Basically, I ended up on this equation: $ax+by=c$, where $a=3$, $b=5$ and the triplet $\lbrace a, b, c\rbrace \in ℕ$
Which is to say the least the most "basic" Diophantine equation.
Obviously, I am trying to find out the value of $x$ and $y$ according to $c$ that are .
The equation has a solution upon the condition that $c$ is a multiple of $gcd(a,b)=gcd(3,5)=1$
I noticed that there is an obvious solution here, which is the couple: $\lbrace x=2c, y=-c\rbrace$
Supposedly other solutions are of the form: $\lbrace x + kv, y − ku\rbrace$ where $k$ is an arbitrary integer such as: $u=\frac{a}{gcd(a,b)}=\frac{3}{1}=3$ and $v=\frac{b}{gcd(a,b)}=\frac{5}{1}=5$.

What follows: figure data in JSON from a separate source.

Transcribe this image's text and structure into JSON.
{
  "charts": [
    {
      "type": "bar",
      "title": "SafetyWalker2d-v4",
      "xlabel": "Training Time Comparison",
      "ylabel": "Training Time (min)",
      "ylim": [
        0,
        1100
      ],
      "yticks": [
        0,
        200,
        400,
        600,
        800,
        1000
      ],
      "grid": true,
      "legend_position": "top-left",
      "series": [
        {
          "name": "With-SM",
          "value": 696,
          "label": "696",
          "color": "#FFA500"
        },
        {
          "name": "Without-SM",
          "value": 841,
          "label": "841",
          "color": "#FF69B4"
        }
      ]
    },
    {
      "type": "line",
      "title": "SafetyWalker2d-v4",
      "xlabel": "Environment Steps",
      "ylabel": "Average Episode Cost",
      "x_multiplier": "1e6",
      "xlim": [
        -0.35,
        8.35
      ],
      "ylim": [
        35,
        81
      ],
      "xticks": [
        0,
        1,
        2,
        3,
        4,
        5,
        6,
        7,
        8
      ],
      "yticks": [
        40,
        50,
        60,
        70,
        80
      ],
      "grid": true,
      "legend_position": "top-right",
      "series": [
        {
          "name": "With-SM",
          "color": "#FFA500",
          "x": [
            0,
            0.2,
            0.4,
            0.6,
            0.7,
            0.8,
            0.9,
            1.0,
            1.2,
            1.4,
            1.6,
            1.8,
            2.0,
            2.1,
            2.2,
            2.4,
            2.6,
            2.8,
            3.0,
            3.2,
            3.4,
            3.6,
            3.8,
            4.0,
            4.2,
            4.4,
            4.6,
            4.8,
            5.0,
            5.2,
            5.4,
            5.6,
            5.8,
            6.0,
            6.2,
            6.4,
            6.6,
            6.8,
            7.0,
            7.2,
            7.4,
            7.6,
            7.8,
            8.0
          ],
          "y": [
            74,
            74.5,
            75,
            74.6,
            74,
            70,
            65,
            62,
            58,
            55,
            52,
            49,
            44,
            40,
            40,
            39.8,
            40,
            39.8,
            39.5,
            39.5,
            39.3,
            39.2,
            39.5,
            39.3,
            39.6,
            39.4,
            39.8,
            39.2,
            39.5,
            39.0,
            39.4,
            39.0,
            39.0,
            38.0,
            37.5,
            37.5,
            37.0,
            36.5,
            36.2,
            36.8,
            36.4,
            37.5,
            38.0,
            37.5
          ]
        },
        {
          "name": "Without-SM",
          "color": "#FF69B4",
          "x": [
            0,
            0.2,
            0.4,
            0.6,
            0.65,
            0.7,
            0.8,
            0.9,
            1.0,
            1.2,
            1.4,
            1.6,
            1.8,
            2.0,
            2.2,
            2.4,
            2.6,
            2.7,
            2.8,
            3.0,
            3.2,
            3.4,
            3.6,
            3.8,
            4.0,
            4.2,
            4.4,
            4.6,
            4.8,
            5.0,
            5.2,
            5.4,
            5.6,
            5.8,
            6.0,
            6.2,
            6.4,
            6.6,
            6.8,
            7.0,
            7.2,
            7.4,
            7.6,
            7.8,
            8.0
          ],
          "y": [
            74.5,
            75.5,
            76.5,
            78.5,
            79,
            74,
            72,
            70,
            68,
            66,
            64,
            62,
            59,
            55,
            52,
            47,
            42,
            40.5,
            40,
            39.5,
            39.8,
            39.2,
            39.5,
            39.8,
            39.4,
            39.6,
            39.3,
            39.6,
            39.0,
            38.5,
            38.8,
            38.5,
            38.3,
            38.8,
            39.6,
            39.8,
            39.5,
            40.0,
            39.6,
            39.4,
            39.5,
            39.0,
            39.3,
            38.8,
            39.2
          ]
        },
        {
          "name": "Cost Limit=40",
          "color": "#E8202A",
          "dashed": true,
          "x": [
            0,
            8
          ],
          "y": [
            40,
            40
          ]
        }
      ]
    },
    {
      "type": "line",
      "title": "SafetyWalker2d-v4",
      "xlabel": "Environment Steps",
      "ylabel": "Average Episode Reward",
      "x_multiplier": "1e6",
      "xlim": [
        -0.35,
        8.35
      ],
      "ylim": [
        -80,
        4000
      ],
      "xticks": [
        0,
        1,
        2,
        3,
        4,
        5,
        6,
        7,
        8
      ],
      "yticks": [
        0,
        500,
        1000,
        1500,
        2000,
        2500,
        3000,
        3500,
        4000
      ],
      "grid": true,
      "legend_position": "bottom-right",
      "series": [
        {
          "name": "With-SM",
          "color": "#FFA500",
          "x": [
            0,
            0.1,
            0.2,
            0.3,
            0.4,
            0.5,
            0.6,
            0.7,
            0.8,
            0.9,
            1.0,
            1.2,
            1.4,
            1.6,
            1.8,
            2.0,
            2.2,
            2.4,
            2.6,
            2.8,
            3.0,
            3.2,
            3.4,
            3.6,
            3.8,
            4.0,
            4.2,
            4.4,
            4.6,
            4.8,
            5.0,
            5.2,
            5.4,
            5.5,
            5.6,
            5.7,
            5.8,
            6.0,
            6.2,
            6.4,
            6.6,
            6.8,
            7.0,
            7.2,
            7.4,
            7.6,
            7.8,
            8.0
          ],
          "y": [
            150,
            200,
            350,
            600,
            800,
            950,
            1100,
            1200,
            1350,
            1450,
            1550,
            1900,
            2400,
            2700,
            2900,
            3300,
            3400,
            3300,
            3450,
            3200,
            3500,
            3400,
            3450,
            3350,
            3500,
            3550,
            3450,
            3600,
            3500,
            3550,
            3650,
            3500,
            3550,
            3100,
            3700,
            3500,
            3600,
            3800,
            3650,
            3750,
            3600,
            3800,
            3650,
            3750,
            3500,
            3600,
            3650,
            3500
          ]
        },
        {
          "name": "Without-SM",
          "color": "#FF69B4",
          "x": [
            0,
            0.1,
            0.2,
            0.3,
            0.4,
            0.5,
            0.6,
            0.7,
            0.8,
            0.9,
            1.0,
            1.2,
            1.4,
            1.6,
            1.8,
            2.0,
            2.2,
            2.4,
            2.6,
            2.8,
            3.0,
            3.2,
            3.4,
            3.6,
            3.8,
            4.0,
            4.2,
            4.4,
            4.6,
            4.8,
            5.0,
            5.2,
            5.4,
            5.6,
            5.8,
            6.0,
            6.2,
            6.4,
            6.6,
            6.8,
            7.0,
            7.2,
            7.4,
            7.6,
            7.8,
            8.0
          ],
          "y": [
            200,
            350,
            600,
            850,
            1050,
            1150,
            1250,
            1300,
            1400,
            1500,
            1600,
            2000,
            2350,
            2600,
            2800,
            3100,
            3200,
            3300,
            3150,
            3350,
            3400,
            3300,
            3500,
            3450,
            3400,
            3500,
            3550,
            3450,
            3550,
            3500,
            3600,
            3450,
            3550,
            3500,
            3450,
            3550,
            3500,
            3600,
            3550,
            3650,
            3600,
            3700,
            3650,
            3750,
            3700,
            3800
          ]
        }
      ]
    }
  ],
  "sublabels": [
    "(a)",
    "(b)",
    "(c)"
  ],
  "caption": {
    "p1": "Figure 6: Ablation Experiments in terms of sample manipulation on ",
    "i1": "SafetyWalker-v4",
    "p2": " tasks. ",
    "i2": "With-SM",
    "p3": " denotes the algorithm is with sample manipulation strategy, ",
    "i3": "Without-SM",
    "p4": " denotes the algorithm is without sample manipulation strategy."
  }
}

Therefore other solutions are more specifically $\lbrace 2c = x + 5k, -c = y − 3k\rbrace$
Equivalent to: $\lbrace x = 2c - 5k, y = -c + 3k\rbrace$
At that point I cannot manage to find the value of $k$ that would make $x$ and / or $y$ positive.
The replacement strategy seem to lead to nothing.
I am pretty sure it might be really easy but cannot get my head around it.
Any idea?
[Edit]
My point is how to find out $k$. If I'm just replacing $x$ and $y$ with their respective values found above in the former equation, I am going to end up with:
$3(2c+5k) + 5(-c+3k) = c$
$\Rightarrow 6c + 15k -5c + 15k = c$
$\Rightarrow c + 30k = c$
$\Rightarrow 30k = c - c = 0...$
I don't think $k$ is equal to $0$... so I might be wrong.